Film Review - The Wedding Banquet

Images courtesy of Maslow Entertainment.

It’s criminally disappointing when a director has all of the pieces; an all star cast, promising premise, and beloved original ip, and churns out something as bland as Andrew Ahn’s The Wedding Banquet. 

In Andrew Ahn’s reboot of The Wedding Banquet, we follow a quartet of characters: Angela (Kelly Marie-Tran), Lee (Lily Gladstone), Chris (Bowen Yang), and Min (Han Gi-chan). Angela and Lee live together in Angela’s inherited family home, with Chris and Min living in a subleased shed out the back. Angela and Lee are having trouble conceiving through IVF, and Korean native Min, is about to be sent back to Korea to work for his family upon the expiration of his student visa. To fix their mutual problem, they decide to get married - Min will be able to stay in the US, and in exchange he’ll pay for Angela and Lee’s expensive IVF treatments. When Min’s grandmother flies from Korea to the US to visit the newly engaged couple and organise their wedding, the audience is promised hilarious shenanigans to come. 

Except… they don’t. The wedding itself is a standout highlight, but for the other hour and a half of runtime, for every situation that promises a goldmine of situational comedy, Anh instead delivers a slop of flat, interpersonal drama. Our couples, Angela and Lee, and Chris and Min, are constantly arguing, upset, and hurting each other. The film seems to assume that the audience will care about these characters by default and doesn’t do any work to spend time convincing an audience of their compatibility. By Angela and Lee’s third argument on the same subject, I started to believe that these two couples would be better off without each other. Marie-Tran and Gladstone, who are trying their damndest to deliver compelling performances, have both abandoned any sense of comedy and are instead playing their characters in a completely dramatic fashion. Both are enjoyable to watch, but I didn’t buy a real sense of chemistry between the two of them. Chris is extremely apathetic, doing and believing in almost nothing for the majority of the runtime - and when even Bowen Yang’s charisma isn’t enough to save a character, there’s a real problem in your writing. 

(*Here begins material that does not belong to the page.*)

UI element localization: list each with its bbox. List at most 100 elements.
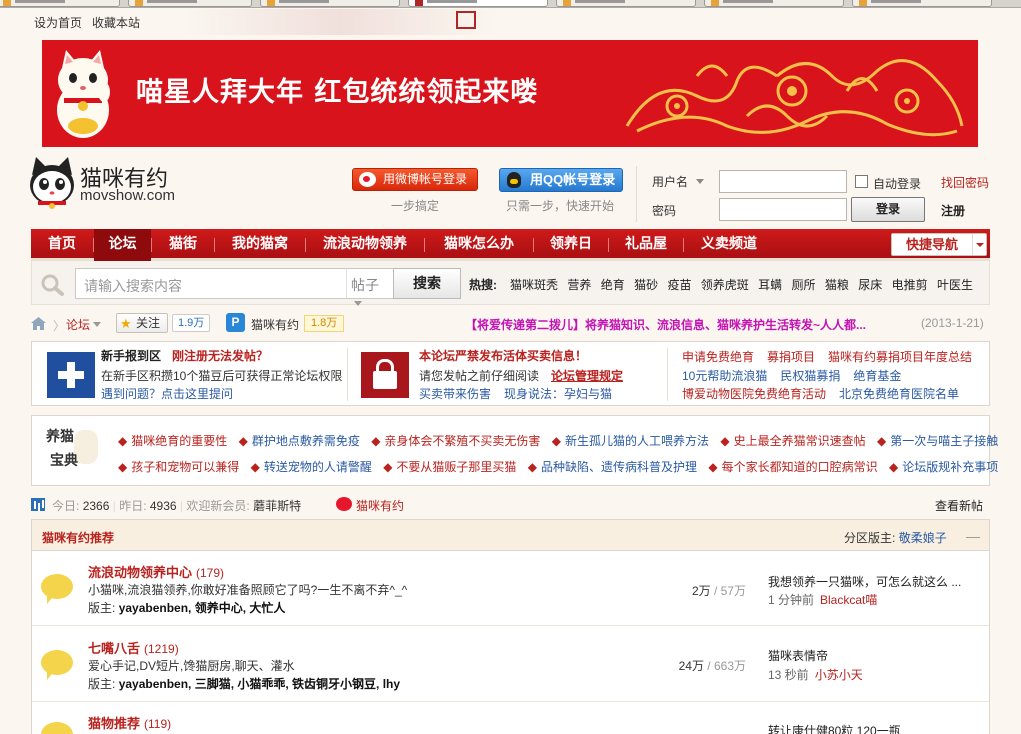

The dialogue is extremely clunky. Character’s do unsubtle exposition dumps and say what they are thinking or feeling at any moment. Min’s grandmother (Youn Yuh-jung) blatantly says “It was hard after your parents died”, a line so unrealistic that it almost made me laugh. There's some particularly confusing editing choices; multiple scenes in the film feel like they could be ditched altogether, and it would make absolutely no impact. The standout performances come fromHan Gi-chan and Joan Chen, who seem like the only actors who paid any mind to the fact that this film is marketed as a comedy. Lily Gladstone is criminally underused here, but when she’s onscreen she shines (as always). There are a few funny jokes and the ending is very sweet, but unfortunately they can’t save this banquet from feeling like a slog.